Если бы Потоцкий действительно беспокоился о подавлении бунта, справедливо и заслуженного панятами, то великий коронный гетман не заливался бы четыре месяца старкой в Черкассах, а стер бы хлопа Хмельницкого с украинской карты. Потоцкий не имел ни малейшего представления о том, что происходило на Хортице, получая дезинформацию о бунте только из рук казацкого гетмана, перехватившего всех коронных доносчиков. Задержанные и изуверски пытаемые в Черкассах посланцы Хмельницкого молчали о батьке Богдане насмерть, и именно это смертельное молчание беспокоило коронного гетмана. Две тысячи казаков-разбойников его не пугали, но для полного триумфа в Речи Посполитой их было все же маловато, и Потоцкий решил отправить на перехват Хмельницкого под Чигирином только своего сына Стефана, а затем зажать бунтовщика с двух сторон, перебить вместе с казаками все местное население и доложить о десяти тысячах убитых его доблестным войском запорожских сиромахах, чтобы получить награды как новый спаситель отечества. На военном совете Потоцкий сделал то, о чем мечтал Богдан и разделил оккупационную армию надвое:
– Стыдно посылать большое войско против шайки отверженных и подлых хлопов. Чем меньше будет наш отряд, который истребит эту сволочь, тем больше славы.
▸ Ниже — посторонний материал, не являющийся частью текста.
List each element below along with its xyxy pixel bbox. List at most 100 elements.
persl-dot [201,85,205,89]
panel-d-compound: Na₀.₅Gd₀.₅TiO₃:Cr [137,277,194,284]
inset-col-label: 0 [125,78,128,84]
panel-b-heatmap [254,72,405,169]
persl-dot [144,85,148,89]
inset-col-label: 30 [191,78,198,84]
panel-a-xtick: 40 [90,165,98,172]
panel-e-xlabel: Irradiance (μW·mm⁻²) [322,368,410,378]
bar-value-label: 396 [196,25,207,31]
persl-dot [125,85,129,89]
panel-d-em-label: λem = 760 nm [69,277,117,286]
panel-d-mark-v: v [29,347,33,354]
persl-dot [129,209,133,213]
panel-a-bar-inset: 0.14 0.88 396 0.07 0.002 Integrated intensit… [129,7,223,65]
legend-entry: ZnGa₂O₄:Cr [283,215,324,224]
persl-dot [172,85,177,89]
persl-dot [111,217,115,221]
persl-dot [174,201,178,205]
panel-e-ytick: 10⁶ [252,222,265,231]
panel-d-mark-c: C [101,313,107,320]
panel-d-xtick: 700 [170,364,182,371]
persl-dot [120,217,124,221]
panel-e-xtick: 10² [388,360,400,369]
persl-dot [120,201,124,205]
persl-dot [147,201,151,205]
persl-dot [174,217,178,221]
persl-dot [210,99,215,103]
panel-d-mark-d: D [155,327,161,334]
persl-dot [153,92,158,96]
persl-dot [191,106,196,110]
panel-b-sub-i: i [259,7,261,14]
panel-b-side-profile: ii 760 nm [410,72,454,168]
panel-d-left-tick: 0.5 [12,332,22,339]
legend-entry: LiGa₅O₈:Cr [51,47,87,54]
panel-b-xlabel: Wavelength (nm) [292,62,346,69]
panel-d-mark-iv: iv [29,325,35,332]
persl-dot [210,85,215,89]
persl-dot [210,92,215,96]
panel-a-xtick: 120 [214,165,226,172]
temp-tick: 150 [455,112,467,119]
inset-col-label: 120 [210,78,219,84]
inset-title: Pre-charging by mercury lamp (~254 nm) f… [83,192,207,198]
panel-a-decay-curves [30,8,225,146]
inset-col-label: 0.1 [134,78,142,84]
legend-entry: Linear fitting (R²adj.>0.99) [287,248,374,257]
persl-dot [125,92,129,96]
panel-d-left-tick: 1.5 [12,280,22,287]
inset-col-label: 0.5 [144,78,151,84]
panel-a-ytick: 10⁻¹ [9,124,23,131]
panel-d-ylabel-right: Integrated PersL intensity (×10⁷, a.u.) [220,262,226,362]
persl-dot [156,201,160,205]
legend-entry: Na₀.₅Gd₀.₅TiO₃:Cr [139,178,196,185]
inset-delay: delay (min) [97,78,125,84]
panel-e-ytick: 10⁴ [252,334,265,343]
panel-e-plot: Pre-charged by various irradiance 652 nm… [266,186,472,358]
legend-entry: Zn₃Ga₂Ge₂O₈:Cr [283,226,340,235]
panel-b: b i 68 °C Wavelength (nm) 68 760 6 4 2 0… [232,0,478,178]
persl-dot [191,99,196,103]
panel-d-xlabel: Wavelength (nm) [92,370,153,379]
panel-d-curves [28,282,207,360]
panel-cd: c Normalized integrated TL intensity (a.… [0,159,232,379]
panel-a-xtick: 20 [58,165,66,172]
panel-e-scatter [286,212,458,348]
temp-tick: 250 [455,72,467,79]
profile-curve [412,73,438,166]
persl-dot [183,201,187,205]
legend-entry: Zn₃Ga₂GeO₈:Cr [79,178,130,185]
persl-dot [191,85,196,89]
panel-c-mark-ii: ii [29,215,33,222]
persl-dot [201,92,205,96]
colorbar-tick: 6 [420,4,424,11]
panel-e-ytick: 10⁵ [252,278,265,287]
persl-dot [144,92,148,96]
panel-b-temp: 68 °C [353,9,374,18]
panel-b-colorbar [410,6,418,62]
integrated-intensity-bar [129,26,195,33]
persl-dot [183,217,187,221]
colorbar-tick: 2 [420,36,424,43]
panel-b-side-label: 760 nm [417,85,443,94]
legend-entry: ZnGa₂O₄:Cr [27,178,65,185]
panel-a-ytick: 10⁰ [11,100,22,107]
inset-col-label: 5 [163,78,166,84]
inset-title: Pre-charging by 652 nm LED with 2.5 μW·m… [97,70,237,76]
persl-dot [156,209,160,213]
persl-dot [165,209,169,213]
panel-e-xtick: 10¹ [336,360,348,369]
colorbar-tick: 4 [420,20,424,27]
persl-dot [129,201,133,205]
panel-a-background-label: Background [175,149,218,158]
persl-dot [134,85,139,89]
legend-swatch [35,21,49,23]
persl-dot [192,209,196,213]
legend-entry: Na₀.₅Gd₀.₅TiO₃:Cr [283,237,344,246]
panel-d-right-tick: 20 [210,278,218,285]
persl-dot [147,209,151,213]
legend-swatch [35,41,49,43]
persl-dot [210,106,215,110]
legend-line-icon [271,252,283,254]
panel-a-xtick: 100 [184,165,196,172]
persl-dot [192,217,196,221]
Теплым апрельским днем из Черкасс вышли десять тысяч воинов под началом двадцатишестилетнего, не нюхавшего, впрочем, как и его отец, пороха, Стефана Потоцкого. Правым берегом Днепра двигались четыре тысячи жолнеров с пушками и две тысячи реестровых казаков главного комиссара Яцека Шемберга. Еще две тысячи реестровиков под командой верных Потоцкому войсковых есаулов Ивана Барабаша и Ильяша Караимовича вместе с двумя тысячами польских наемников поплыли по Днепру. Обе войсковые группы должны были обойти разбойников Хмельницкого с двух сторон, встретиться у Кодака с тысячным гарнизоном и отрезать бунтовщикам пути отхода на Запорожье.